Authors can ensure that a keyword search within Wiley Online Library leads to a list that is as complete as possible of relevant publications in the Wiley-VCH journals Angewandte Chemie International Edition, ChemBioChem, ChemCatChem, ChemMedChem, ChemPhysChem, ChemPlusChem, ChemSusChem, Chemistry—A European Journal, Chemistry—An Asian Journal, ChemistryOpen, European Journal of Inorganic Chemistry, European Journal of Organic Chemistry, Advanced Synthesis & Catalysis, or Zeitschrift für anorganische und allgemeine Chemie by preferably using keywords from the common keyword catalogue of these journals. This catalogue is subdivided to facilitate the search for keywords but can also be completely searched. Some of the keywords are used in more than one area. As with all such records, a few guidelines facilitate its use, and these are briefly explained below:

  1. At least two of the maximum of five keywords assigned to an article must come from this list.

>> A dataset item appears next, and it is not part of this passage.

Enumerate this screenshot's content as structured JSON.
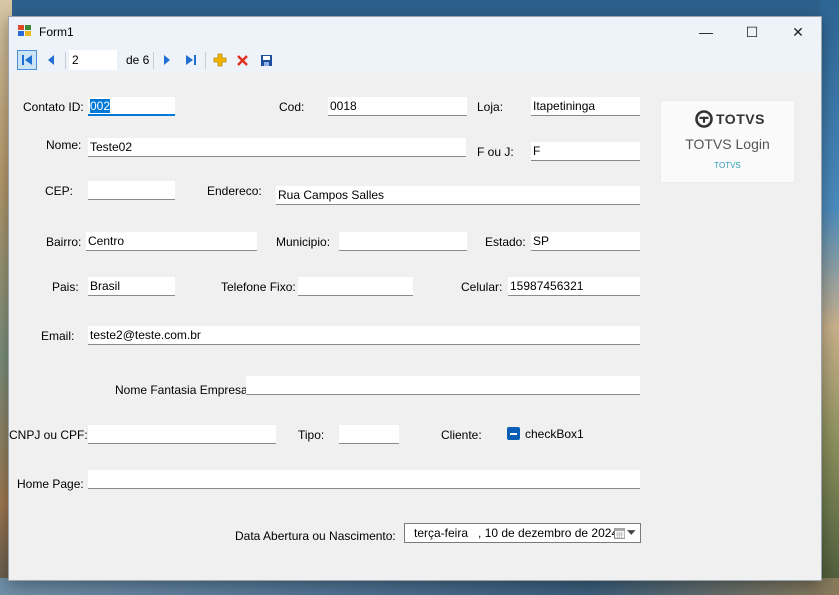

  2. In the German edition of Angewandte Chemie, the German equivalent of these terms will be used.
  3. Named reactions will be incorporated only in exceptional cases. Generally the reaction type is selected instead. For example, Diels–Alder reactions will be found under "cycloadditions" and Claisen rearrangements under "rearrangement".
  4. Heteroanalogues of compounds are mainly classified under the C variants, for example, (hetero)cumulenes, (hetero)dienes. A few aza and phospha derivatives are exceptions.
  5. Compounds with inorganic components that are central to the article are listed under the element, for example, iron complexes under "iron" and, if appropriate, the ligand type. Some group names such as "alkali metals" exist alongside the names of important members of the group, for example, "lithium". In such cases the group name is used for these members only when comparative studies are described. The members that do not appear separately are also categorized under the group name.
  6. A keyword in the form "N ligand" is only chosen if a considerable portion of the paper deals with the coordination of any ligand that coordinates through the atom concerned (in the example, nitrogen).
  7. Spectroscopic methods are assigned as keywords only if the article is about the method itself or if the spectroscopic technique has made an important contribution to the problem under investigation.
  8. "Structure elucidation" is intended only if the crux of the paper is a structural elucidation or if a combination of several spectroscopic techniques were needed for conclusive solution of the structure.
  9. An attempt has been made to avoid synonyms and to select more general concepts rather than specialized terms. Thus the term "double-decker complexes" is excluded in favor of "sandwich complexes". See also points 3 and 4 in these guidelines.
  10. Enzymes should be assigned to one of the six main enzyme classes (hydrolases, isomerases, ligases, lyases, oxidoreductases, transferases).

This list is a "living" catalogue, flexible enough to absorb new developments in chemistry. We therefore welcome all suggestions from our readers and authors that might improve its user-friendliness.